Wednesday, May 25, 2011

To Whom It May Concern

The lede in the New York Times article on the New York election reads: “The Republican defeat in a special election is a reminder that voters like the idea of budget cuts, but often recoil when the cuts threaten programs that touch their lives.” This sentence, though not exactly false, reflects a deeply erroneous story line, the notion that the Republican attempt to destroy Medicare has something to do with controlling the deficit. The deficit is just the most recent of a long series of excuses to do what they have always wanted to do. How anybody could live through the last thirty years and believe that the Conservatives care about the national debt is mysterious to me. They do say they care about the state of our finances, of course; but you have to give them the benefit of the doubt to an extraordinary degree to credit their protestations of fiscal virtue in view of the budget-busting policies they have put in place at every opportunity under Reagan and the two Bushes. The current uptick in the deficit, after all, is almost entirely a function of the Bush’s tax cuts and military adventures. The long-term budget problem is indeed largely a matter of medical inflation; but the Republicans fought a ferocious and dishonorable campaign to prevent the passage of the health care reform, which was the first serious step in decades to curb the increase in costs.

Of course if what was at stake were merely one way of organizing a decent provision for the well being of the aging population, the issue would not be so critical. There’s nothing sacred about Medicare as a particular scheme.

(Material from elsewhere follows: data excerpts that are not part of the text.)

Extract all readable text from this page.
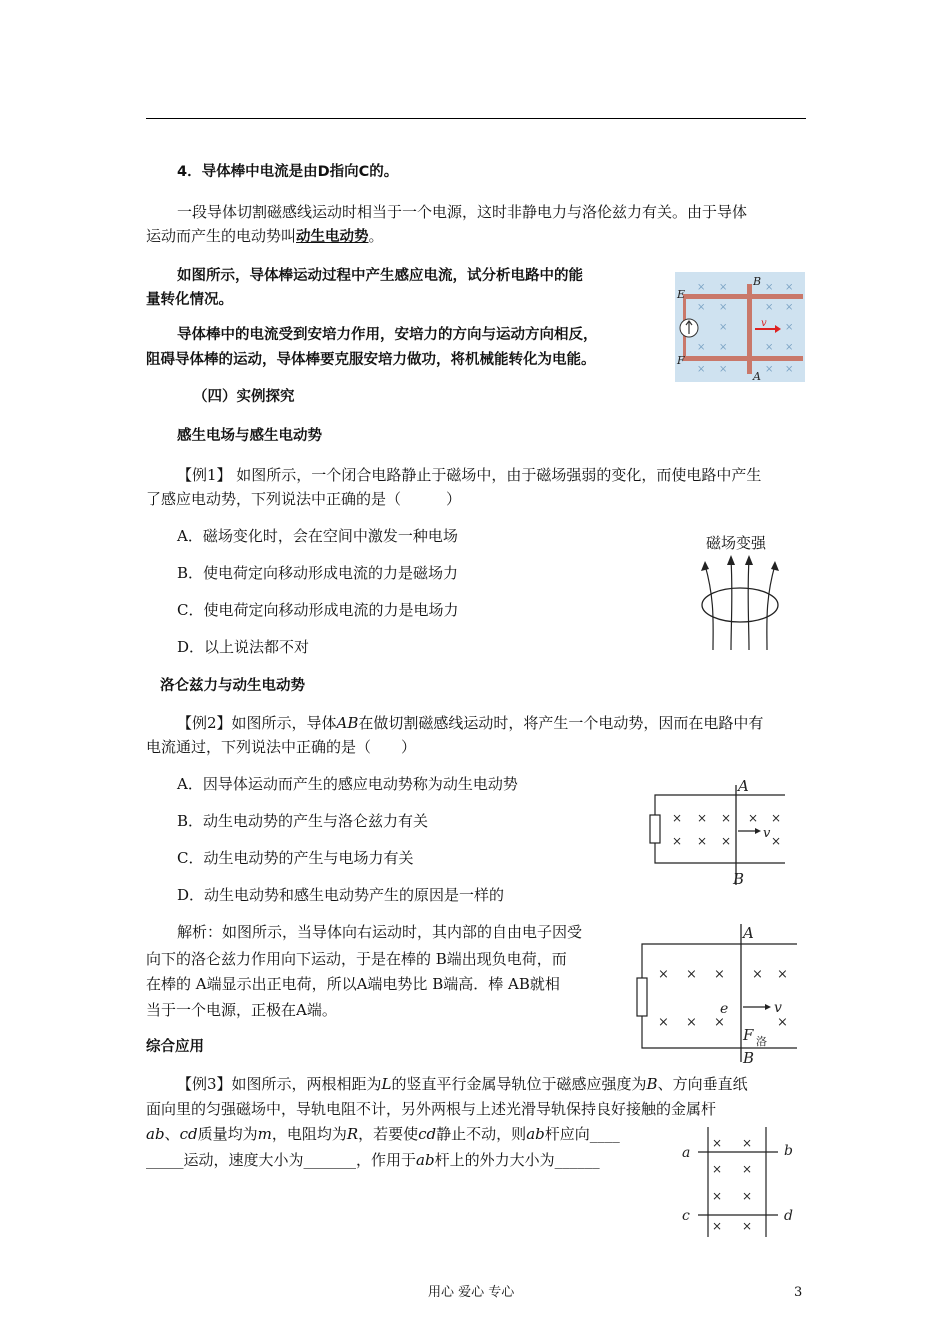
4．导体棒中电流是由D指向C的。
一段导体切割磁感线运动时相当于一个电源，这时非静电力与洛伦兹力有关。由于导体
运动而产生的电动势叫动生电动势。
如图所示，导体棒运动过程中产生感应电流，试分析电路中的能
量转化情况。
导体棒中的电流受到安培力作用，安培力的方向与运动方向相反，
阻碍导体棒的运动，导体棒要克服安培力做功，将机械能转化为电能。
× ×	× ×
× ×	× ×
×	×
× ×	× ×
× ×	× ×
E
F
B
A
v
（四）实例探究
感生电场与感生电动势
【例1】 如图所示，一个闭合电路静止于磁场中，由于磁场强弱的变化，而使电路中产生
了感应电动势，下列说法中正确的是（　　　）
A．磁场变化时，会在空间中激发一种电场
B．使电荷定向移动形成电流的力是磁场力
C．使电荷定向移动形成电流的力是电场力
D．以上说法都不对
磁场变强
洛仑兹力与动生电动势
【例2】如图所示，导体AB在做切割磁感线运动时，将产生一个电动势，因而在电路中有
电流通过，下列说法中正确的是（　　）
A．因导体运动而产生的感应电动势称为动生电动势
B．动生电动势的产生与洛仑兹力有关
C．动生电动势的产生与电场力有关
D．动生电动势和感生电动势产生的原因是一样的
× × × × ×
× × ×	×
A
B
v
解析：如图所示，当导体向右运动时，其内部的自由电子因受
向下的洛仑兹力作用向下运动，于是在棒的 B端出现负电荷，而
在棒的 A端显示出正电荷，所以A端电势比 B端高．棒 AB就相
当于一个电源，正极在A端。
× × × × ×
× × ×	×
A
B
v
e
F 洛
综合应用
【例3】如图所示，两根相距为L的竖直平行金属导轨位于磁感应强度为B、方向垂直纸
面向里的匀强磁场中，导轨电阻不计，另外两根与上述光滑导轨保持良好接触的金属杆
ab、cd质量均为m，电阻均为R，若要使cd静止不动，则ab杆应向____
_____运动，速度大小为_______，作用于ab杆上的外力大小为______
× ×
× ×
× ×
× ×
a	b
c	d
用心 爱心 专心	3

Unfortunately, the Conservatives would be just as hostile to any arrangement that could actually work since what upsets them is the idea that people can best deal with an existential problem by universal, intergenerational cooperation instead of purely private initiative.

At root, Conservatives hate Medicare because they hate the notion of universal human rights and the inclusive view of humanity that goes along with it. Like people who are besotted with love, they lie without hesitation or shame to satisfy their ideological passion. It’s not that they don’t have a sense of right and wrong: if the dishonesty had not long sense disappeared in the oblivion of habit, they would simply argue that behavior that would be reprehensible if done to members of the in-group is perfectly justifiable when used against members of the out-group, in this case, the majority of inhabitants of the country. As I have had occasion to point out before, in a political system with some democratic features, deceit is absolutely imperative for defenders of privilege and that’s true even when privilege is not recognized as privileged. Indeed, the moral contradiction is all the stronger in the American instance where the oligarchical party actually thinks of itself as populist. Surely lying to a newspaper is not a sin if it is done in defense of liberty! There are bound to be casualties in any war, and even I have to admit that the least of it is the massacre of arithmetic perpetrated every night on CSPAN by Republican congressmen.